GROWTH CONTINUES IN INDIA TOO

 At the same time, during the third quarter of 2017 ithe GDP Indian è accelerated al 6,3%, when the deceleration in consumption was offset by a moderate recovery in investments and the accumulation of inventories, while exports provided a negative contribution to growth. On the supply side, there is a rebound in value added in the industrial sector, a slowdown in the agricultural sector and still high growth, albeit slightly slowing down, in the services sector. Monthly macroeconomic data have reported a further improvement in the manufacturing sector and a still good but less rosy situation than in previous quarters in the services sector.
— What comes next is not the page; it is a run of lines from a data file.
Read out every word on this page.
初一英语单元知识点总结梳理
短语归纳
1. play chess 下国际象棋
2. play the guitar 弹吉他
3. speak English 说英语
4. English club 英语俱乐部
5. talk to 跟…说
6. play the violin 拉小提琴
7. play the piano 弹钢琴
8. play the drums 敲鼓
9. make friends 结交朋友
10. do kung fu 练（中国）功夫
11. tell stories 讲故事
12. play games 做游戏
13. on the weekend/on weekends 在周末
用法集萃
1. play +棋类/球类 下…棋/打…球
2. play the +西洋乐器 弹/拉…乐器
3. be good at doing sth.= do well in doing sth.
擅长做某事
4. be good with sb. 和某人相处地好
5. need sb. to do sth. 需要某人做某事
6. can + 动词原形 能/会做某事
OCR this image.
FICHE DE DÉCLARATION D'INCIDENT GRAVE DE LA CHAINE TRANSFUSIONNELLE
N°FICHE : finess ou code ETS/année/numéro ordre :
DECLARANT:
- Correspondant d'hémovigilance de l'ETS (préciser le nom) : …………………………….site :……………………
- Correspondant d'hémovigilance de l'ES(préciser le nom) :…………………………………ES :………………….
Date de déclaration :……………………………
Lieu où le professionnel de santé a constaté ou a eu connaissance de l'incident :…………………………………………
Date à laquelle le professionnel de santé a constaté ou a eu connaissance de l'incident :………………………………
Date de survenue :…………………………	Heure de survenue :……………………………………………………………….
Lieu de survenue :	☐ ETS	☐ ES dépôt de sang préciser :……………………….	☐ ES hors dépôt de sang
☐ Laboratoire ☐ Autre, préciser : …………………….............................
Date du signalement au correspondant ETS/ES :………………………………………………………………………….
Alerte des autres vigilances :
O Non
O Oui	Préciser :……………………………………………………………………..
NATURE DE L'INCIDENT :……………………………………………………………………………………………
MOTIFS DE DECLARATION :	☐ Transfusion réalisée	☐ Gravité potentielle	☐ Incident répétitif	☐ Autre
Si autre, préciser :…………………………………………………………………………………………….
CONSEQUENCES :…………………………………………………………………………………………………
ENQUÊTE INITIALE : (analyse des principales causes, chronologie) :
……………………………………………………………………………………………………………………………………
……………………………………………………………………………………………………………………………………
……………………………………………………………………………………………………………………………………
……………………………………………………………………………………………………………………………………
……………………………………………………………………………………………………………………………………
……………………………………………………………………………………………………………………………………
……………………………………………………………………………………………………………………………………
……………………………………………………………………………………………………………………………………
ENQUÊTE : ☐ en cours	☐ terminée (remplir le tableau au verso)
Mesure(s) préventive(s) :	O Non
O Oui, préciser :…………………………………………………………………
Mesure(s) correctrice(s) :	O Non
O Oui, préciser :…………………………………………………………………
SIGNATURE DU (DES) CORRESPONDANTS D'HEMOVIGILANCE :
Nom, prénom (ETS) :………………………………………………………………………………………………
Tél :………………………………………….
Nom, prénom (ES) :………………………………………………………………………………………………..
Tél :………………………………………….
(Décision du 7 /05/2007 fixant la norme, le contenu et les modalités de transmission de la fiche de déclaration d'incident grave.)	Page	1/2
In fact, consumer confidence remains in the pessimistic zone (below 100) and at its lowest level since the beginning of 2014: i consumers complain of a worsening of the general economic situation and of the labor market, even if spending intentions remain on the rise. Consumer price inflation rose from 3,3% in August to 4,9% in September, driven upwards mainly by increases in food prices and fuel and electricity prices. Analysts expect inflation to average 3,3% in 2017 and rise to 5% in 2018 while staying within the central bank's target range. 

The current account balance deteriorated slightly in course of the third quarter (1,4%), due to a greater deficit in the trade balance determined by the greater increase in imports compared to exports, especially of goods. The still weak performance of foreign orders and the expected recovery of domestic demand together with the increase in the price of oil could lead to a further limited increase in the coming quarters, bringing investors' attention back to the "twin deficits”, i.e. the correlation between the government deficit and that of the current account. In this context and with inflation on the rise, analysts believe that the Central Bank it will keep rates steady over the next few quarters, with a possible rise in the second half of this year, and with further reforms to favor the transmission of monetary policy to bank rates. 

I downside risks on the performance of the agricultural sector and consumption lead to maintain growth forecasts for the year 2017 to 6,4%, with a scenario of moderate acceleration of GDP growth to 7,2% this year and 7,4% in 2019 thanks to the support of fiscal policy and a slow recovery in investments favored by the long-term effects of the reforms implemented in the last few years.